Additionally, there are human responsibilities in opposing a usurper. Our next bible study will discuss an example of attempted usurpation that illustrates human responsibility in lawful opposition against a usurper. However, as we discuss in the study, adherence to due process is essential in opposing a usurper.
Summary of What We Learned
The study examines a biblical example of usurpation through collusion between a witless accomplice and a powerful enabler that sought the power of government without submitting to due process. We conclude based on the study that a usurper has no respect for due process, no respect for the institution of government, and is loyal only to the extraneous interest that enables them capture state power by usurpation.
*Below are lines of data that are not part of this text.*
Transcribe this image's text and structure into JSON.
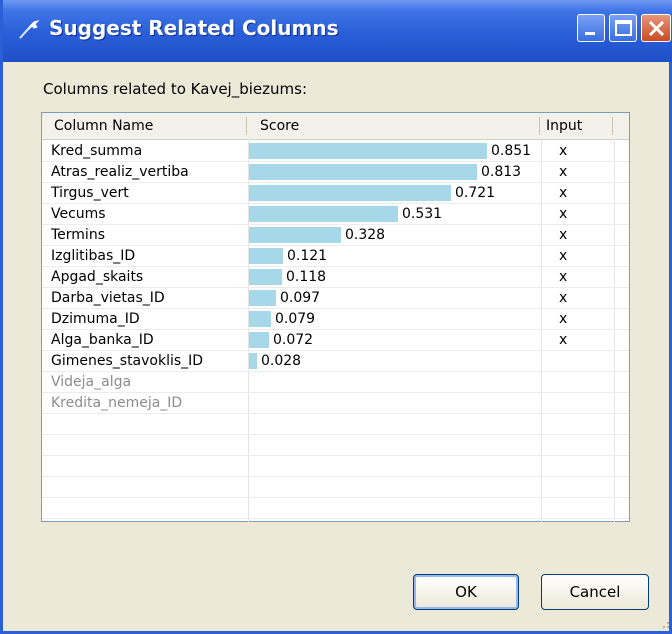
{
  "window": {
    "title": "Suggest Related Columns",
    "icon": "tool-icon",
    "controls": [
      "minimize",
      "maximize",
      "close"
    ]
  },
  "label": "Columns related to Kavej_biezums:",
  "columns": {
    "name": "Column Name",
    "score": "Score",
    "input": "Input"
  },
  "rows": [
    {
      "name": "Kred_summa",
      "score": "0.851",
      "value": 0.851,
      "input": "x",
      "enabled": true
    },
    {
      "name": "Atras_realiz_vertiba",
      "score": "0.813",
      "value": 0.813,
      "input": "x",
      "enabled": true
    },
    {
      "name": "Tirgus_vert",
      "score": "0.721",
      "value": 0.721,
      "input": "x",
      "enabled": true
    },
    {
      "name": "Vecums",
      "score": "0.531",
      "value": 0.531,
      "input": "x",
      "enabled": true
    },
    {
      "name": "Termins",
      "score": "0.328",
      "value": 0.328,
      "input": "x",
      "enabled": true
    },
    {
      "name": "Izglitibas_ID",
      "score": "0.121",
      "value": 0.121,
      "input": "x",
      "enabled": true
    },
    {
      "name": "Apgad_skaits",
      "score": "0.118",
      "value": 0.118,
      "input": "x",
      "enabled": true
    },
    {
      "name": "Darba_vietas_ID",
      "score": "0.097",
      "value": 0.097,
      "input": "x",
      "enabled": true
    },
    {
      "name": "Dzimuma_ID",
      "score": "0.079",
      "value": 0.079,
      "input": "x",
      "enabled": true
    },
    {
      "name": "Alga_banka_ID",
      "score": "0.072",
      "value": 0.072,
      "input": "x",
      "enabled": true
    },
    {
      "name": "Gimenes_stavoklis_ID",
      "score": "0.028",
      "value": 0.028,
      "input": "",
      "enabled": true
    },
    {
      "name": "Videja_alga",
      "score": "",
      "value": null,
      "input": "",
      "enabled": false
    },
    {
      "name": "Kredita_nemeja_ID",
      "score": "",
      "value": null,
      "input": "",
      "enabled": false
    }
  ],
  "buttons": {
    "ok": "OK",
    "cancel": "Cancel"
  },
  "colors": {
    "bar": "#a6d8e9",
    "title_bar": "#2a5ed8",
    "disabled_text": "#8c8c8c"
  }
}
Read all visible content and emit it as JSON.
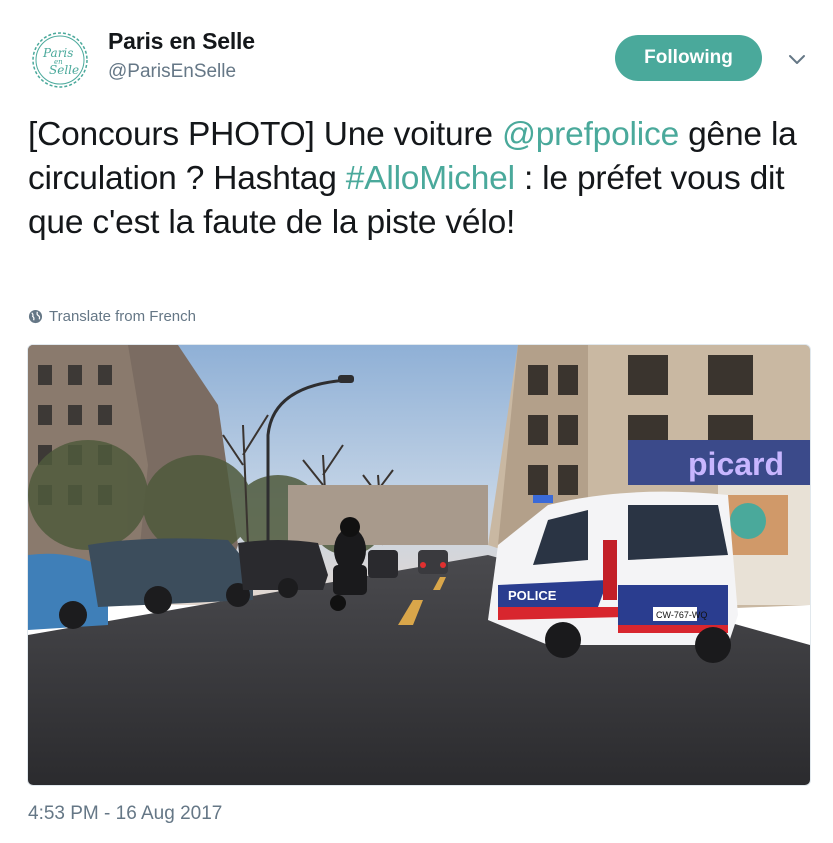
{
  "account": {
    "name": "Paris en Selle",
    "handle": "@ParisEnSelle",
    "avatar_logo_text": "Paris en Selle"
  },
  "follow_button": {
    "label": "Following"
  },
  "tweet": {
    "text_parts": [
      {
        "text": "[Concours PHOTO] Une voiture ",
        "type": "text"
      },
      {
        "text": "@prefpolice",
        "type": "mention"
      },
      {
        "text": " gêne la circulation ? Hashtag ",
        "type": "text"
      },
      {
        "text": "#AlloMichel",
        "type": "hashtag"
      },
      {
        "text": " : le préfet vous dit que c'est la faute de la piste vélo!",
        "type": "text"
      }
    ],
    "translate_label": "Translate from French",
    "timestamp": "4:53 PM - 16 Aug 2017"
  },
  "photo": {
    "store_sign": "picard",
    "police_label": "POLICE",
    "plate": "CW-767-WQ"
  },
  "colors": {
    "accent": "#4aa99b",
    "secondary_text": "#657786",
    "primary_text": "#14171a"
  },
  "icons": {
    "dropdown": "chevron-down-icon",
    "translate": "globe-icon"
  }
}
After the death of first king of Israel Saul, commander of his army Abner appointed Saul’s son Ishbosheth king, circumventing the people-established process for making a king. Subsequent events showed Abner enabled usurpation by Ishbosheth in order to launch war against David to win power for himself. When the arrangement began to collapse, he dropped Ishbosheth like hot potato and initiated negotiation to transfer rulership to David.
Abner and Ishbosheth met sudden and violent death through acts of other citizens. Although their sudden demise may indicate divine judgment over a usurper, a future study in this series will illustrate human responsibility in lawful opposition against a usurper.